Startup AttackIQ Aims to Replicate Intrusions to Improve Defenses
AttackIQ offers a service that allows companies to conduct automated attacks against their IT infrastructure to detect exploitable flaws and misconfigurations.San Diego-based startup AttackIQ emerged from stealth mode and kicked off its flagship security service on Jan. 20, aiming to allow companies to attack their own systems as a way of detecting vulnerabilities and security weaknesses.

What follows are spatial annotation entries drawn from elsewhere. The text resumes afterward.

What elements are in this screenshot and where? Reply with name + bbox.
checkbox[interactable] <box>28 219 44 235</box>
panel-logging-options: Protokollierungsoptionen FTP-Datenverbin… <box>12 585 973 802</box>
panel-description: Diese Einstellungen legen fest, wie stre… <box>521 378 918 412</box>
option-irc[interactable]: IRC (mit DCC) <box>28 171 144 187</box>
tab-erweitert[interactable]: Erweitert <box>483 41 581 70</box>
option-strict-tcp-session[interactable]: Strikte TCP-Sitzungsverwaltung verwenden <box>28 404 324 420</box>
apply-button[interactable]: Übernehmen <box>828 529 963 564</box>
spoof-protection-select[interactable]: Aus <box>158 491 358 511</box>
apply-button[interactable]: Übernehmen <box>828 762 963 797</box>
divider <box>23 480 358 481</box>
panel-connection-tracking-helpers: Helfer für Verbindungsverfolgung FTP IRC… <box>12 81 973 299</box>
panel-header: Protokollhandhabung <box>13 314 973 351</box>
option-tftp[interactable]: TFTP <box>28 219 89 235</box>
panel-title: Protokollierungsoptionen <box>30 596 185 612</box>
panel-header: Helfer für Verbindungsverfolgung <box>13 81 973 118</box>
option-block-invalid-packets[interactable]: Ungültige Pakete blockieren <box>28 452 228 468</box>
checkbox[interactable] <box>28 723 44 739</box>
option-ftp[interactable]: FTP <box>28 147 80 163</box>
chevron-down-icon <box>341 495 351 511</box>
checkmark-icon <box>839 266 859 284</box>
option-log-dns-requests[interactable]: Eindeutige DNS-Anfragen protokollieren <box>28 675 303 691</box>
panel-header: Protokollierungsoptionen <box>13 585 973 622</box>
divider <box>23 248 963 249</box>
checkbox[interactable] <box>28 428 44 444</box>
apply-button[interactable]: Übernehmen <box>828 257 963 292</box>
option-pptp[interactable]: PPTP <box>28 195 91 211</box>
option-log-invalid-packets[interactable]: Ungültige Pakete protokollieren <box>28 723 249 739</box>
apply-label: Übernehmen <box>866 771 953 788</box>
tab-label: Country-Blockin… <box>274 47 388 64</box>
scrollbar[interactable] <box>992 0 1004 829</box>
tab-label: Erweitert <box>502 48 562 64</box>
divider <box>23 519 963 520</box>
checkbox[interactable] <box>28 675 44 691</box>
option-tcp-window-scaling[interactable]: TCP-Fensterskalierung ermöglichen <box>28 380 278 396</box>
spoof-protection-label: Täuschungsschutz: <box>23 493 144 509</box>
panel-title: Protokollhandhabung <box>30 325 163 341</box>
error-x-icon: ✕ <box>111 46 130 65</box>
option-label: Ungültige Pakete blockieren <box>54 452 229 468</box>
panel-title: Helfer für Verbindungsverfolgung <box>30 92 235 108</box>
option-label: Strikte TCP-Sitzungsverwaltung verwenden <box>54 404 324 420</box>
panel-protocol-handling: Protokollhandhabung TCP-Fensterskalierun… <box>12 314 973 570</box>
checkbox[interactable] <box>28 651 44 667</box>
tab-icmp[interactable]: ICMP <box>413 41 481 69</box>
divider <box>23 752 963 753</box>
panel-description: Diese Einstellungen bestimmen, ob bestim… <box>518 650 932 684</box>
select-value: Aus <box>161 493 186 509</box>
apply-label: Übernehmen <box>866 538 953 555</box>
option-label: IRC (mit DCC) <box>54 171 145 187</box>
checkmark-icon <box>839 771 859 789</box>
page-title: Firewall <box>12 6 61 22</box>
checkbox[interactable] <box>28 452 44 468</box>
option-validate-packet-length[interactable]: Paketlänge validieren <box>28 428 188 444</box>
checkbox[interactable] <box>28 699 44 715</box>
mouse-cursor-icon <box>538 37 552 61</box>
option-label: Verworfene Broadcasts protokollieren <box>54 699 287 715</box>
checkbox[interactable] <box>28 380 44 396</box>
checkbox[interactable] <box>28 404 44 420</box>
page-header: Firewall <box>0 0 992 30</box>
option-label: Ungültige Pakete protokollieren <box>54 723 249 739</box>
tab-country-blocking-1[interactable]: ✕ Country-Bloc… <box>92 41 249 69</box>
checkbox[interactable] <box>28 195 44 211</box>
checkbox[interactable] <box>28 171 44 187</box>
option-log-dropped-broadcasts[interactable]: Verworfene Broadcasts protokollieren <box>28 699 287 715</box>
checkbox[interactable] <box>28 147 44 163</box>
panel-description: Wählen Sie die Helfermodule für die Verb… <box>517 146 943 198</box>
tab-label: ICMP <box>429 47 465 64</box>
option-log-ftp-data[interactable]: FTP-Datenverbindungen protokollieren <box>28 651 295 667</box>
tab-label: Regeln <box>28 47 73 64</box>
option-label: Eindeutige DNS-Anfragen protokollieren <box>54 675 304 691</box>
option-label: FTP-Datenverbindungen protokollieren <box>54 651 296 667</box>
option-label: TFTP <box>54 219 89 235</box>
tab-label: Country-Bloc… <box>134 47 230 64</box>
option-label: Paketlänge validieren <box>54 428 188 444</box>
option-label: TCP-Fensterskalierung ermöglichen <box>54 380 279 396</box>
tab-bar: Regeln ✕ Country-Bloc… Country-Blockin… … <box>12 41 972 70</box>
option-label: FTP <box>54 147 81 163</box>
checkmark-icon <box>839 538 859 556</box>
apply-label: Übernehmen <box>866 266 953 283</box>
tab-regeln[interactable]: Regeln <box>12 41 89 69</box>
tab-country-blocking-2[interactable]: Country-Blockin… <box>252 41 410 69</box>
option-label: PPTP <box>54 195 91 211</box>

The FireDrill service will allow companies to actively test the security of their networks, validating that their security products are working as expected and that vulnerabilities are not leaving their systems open to attack, Stephan Chenette, co-founder and CEO of AttackIQ, told eWEEK. By focusing on automated testing of defenses, companies can quickly detect changes to their security status, he said. "We have focused so long on purely looking at vulnerability scanning as the means to assess our defenses, and it requires much more than that," he said. "We have to look at our own security architecture, and not only understand the techniques, tools and tactics of attackers, but replicate them against our own systems." Organizations, especially large enterprises and government agencies, have focused on continuously monitoring their networks and systems for breaches. In addition, businesses with a more mature approach to security have used security information and event management (SIEM) systems to collect log, vulnerability and event data into an integrated picture of their current defensive posture.
However, such systems can often miss issues that attackers can then use to compromise business networks and data. AttackIQ's service installs agents on customers' systems and uses the software to check the system and to conduct a variety of different attack scenarios to test the business' security technology and processes.